Marks and Spencer, a well-known British retailer, announced on Tuesday that personal customer information has been compromised due to a cyber attack that has severely disrupted its online operations for over three weeks.
The company, a staple in the UK market, ceased processing online orders on April 25th, experiencing a 15% drop in stock value since Easter weekend when initial issues arose.
Many retailers, with 1,000 stores still operating, have reportedly fallen victim to ransomware attacks. In these cases, hackers penetrate corporate systems, encrypt data, and demand payments for access.
M&S attributed the issue to the “sophisticated nature” of the attack, acknowledging that customer details were stolen and promising to notify affected individuals.
The retailer clarified, “Importantly, the data does not include any payment or card details, which are not stored in our system, nor does it include account passwords. There is no evidence of this data being shared.”
Customers have been advised that no immediate action is necessary, and the company is working to restore normal operations. They have taken precautions to secure their information systems, collaborating with cybersecurity experts and law enforcement.

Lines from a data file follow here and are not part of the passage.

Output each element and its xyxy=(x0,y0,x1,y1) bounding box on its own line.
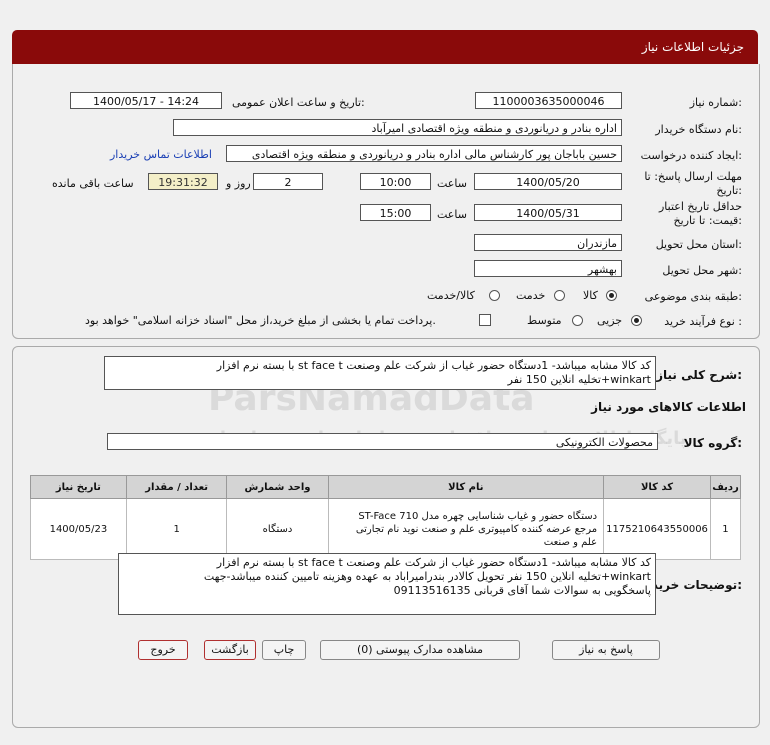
row-unit: دستگاه xyxy=(226,498,329,560)
reply-button[interactable]: پاسخ به نیاز xyxy=(552,640,660,660)
buyer-desc-line-2: winkart+تخلیه انلاین 150 نفر تحویل کالاد… xyxy=(203,570,651,583)
need-number-label: شماره نیاز: xyxy=(689,96,742,109)
buyer-contact-link[interactable]: اطلاعات تماس خریدار xyxy=(110,148,212,161)
deadline-date-field: 1400/05/20 xyxy=(474,173,622,190)
row-name-line-2: مرجع عرضه کننده کامپیوتری علم و صنعت نوی… xyxy=(355,523,598,535)
back-button[interactable]: بازگشت xyxy=(204,640,256,660)
category-goods-service-radio[interactable] xyxy=(489,290,500,301)
view-documents-button[interactable]: مشاهده مدارک پیوستی (0) xyxy=(320,640,520,660)
validity-time-label: ساعت xyxy=(437,208,467,221)
province-label: استان محل تحویل: xyxy=(655,238,742,251)
col-unit-header: واحد شمارش xyxy=(226,475,329,499)
process-minor-radio[interactable] xyxy=(631,315,642,326)
print-button[interactable]: چاپ xyxy=(262,640,306,660)
deadline-time-label: ساعت xyxy=(437,177,467,190)
row-index: 1 xyxy=(709,498,742,560)
need-number-field: 1100003635000046 xyxy=(475,92,622,109)
buyer-label: نام دستگاه خریدار: xyxy=(655,123,742,136)
category-goods-radio[interactable] xyxy=(606,290,617,301)
category-goods-service-label: کالا/خدمت xyxy=(427,289,475,302)
validity-label-date: قیمت: تا تاریخ: xyxy=(673,214,742,227)
summary-line-2: winkart+تخلیه انلاین 150 نفر xyxy=(507,373,651,386)
buyer-desc-field: کد کالا مشابه میباشد- 1دستگاه حضور غیاب … xyxy=(118,553,656,615)
creator-label: ایجاد کننده درخواست: xyxy=(640,149,742,162)
summary-line-1: کد کالا مشابه میباشد- 1دستگاه حضور غیاب … xyxy=(216,359,651,372)
treasury-payment-checkbox[interactable] xyxy=(479,314,491,326)
process-medium-radio[interactable] xyxy=(572,315,583,326)
creator-field: حسین باباجان پور کارشناس مالی اداره بناد… xyxy=(226,145,622,162)
announce-label: تاریخ و ساعت اعلان عمومی: xyxy=(232,96,365,109)
treasury-payment-note: پرداخت تمام یا بخشی از مبلغ خرید،از محل … xyxy=(85,314,436,327)
row-qty: 1 xyxy=(125,498,228,560)
goods-info-title: اطلاعات کالاهای مورد نیاز xyxy=(591,400,746,414)
days-field: 2 xyxy=(253,173,323,190)
province-field: مازندران xyxy=(474,234,622,251)
category-label: طبقه بندی موضوعی: xyxy=(644,290,742,303)
row-name: دستگاه حضور و غیاب شناسایی چهره مدل ST-F… xyxy=(327,498,605,560)
table-header-row: تاریخ نیاز تعداد / مقدار واحد شمارش نام … xyxy=(30,475,742,499)
col-index-header: ردیف xyxy=(709,475,742,499)
row-name-line-1: دستگاه حضور و غیاب شناسایی چهره مدل ST-F… xyxy=(358,510,598,522)
deadline-label: مهلت ارسال پاسخ: تا xyxy=(644,170,742,183)
validity-date-field: 1400/05/31 xyxy=(474,204,622,221)
col-name-header: نام کالا xyxy=(327,475,605,499)
col-code-header: کد کالا xyxy=(603,475,711,499)
summary-field: کد کالا مشابه میباشد- 1دستگاه حضور غیاب … xyxy=(104,356,656,390)
goods-group-field: محصولات الکترونیکی xyxy=(107,433,658,450)
goods-table: تاریخ نیاز تعداد / مقدار واحد شمارش نام … xyxy=(30,475,742,560)
remaining-label: ساعت باقی مانده xyxy=(52,177,134,190)
days-label: روز و xyxy=(226,177,251,190)
summary-label: شرح کلی نیاز: xyxy=(656,368,742,382)
city-label: شهر محل تحویل: xyxy=(662,264,742,277)
goods-group-label: گروه کالا: xyxy=(683,436,742,450)
announce-field: 1400/05/17 - 14:24 xyxy=(70,92,222,109)
process-medium-label: متوسط xyxy=(527,314,562,327)
process-minor-label: جزیی xyxy=(597,314,623,327)
category-goods-label: کالا xyxy=(583,289,598,302)
page-header: جزئیات اطلاعات نیاز xyxy=(12,30,758,64)
validity-time-field: 15:00 xyxy=(360,204,431,221)
row-date: 1400/05/23 xyxy=(30,498,127,560)
exit-button[interactable]: خروج xyxy=(138,640,188,660)
col-qty-header: تعداد / مقدار xyxy=(125,475,228,499)
city-field: بهشهر xyxy=(474,260,622,277)
remaining-time-field: 19:31:32 xyxy=(148,173,218,190)
col-date-header: تاریخ نیاز xyxy=(30,475,127,499)
deadline-label-date: تاریخ: xyxy=(716,184,742,197)
process-label: نوع فرآیند خرید : xyxy=(664,315,742,328)
row-name-line-3: علم و صنعت xyxy=(543,536,598,548)
page-title: جزئیات اطلاعات نیاز xyxy=(641,40,744,54)
category-service-label: خدمت xyxy=(516,289,546,302)
buyer-desc-line-3: پاسخگویی به سوالات شما آقای قربانی 09113… xyxy=(393,584,651,597)
table-row[interactable]: 1400/05/23 1 دستگاه دستگاه حضور و غیاب ش… xyxy=(30,498,742,560)
category-service-radio[interactable] xyxy=(554,290,565,301)
row-code: 1175210643550006 xyxy=(603,498,711,560)
deadline-time-field: 10:00 xyxy=(360,173,431,190)
buyer-desc-line-1: کد کالا مشابه میباشد- 1دستگاه حضور غیاب … xyxy=(216,556,651,569)
validity-label: حداقل تاریخ اعتبار xyxy=(658,200,742,213)
buyer-field: اداره بنادر و دریانوردی و منطقه ویژه اقت… xyxy=(173,119,622,136)
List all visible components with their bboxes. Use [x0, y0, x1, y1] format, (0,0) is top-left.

M&S has not provided an estimate of the financial repercussions, but these are expected to escalate as the UK market misses out on new seasonal sales amid warm May weather. Online sales represent about one-third of their clothing and home revenue.
Analysts from Deutsche Bank earlier this month assessed that profits could be down by at least £30 million, with ongoing losses around £15 million weekly.
They indicated that cyber insurance might cover most of the financial fallout, though such coverage is usually limited in duration.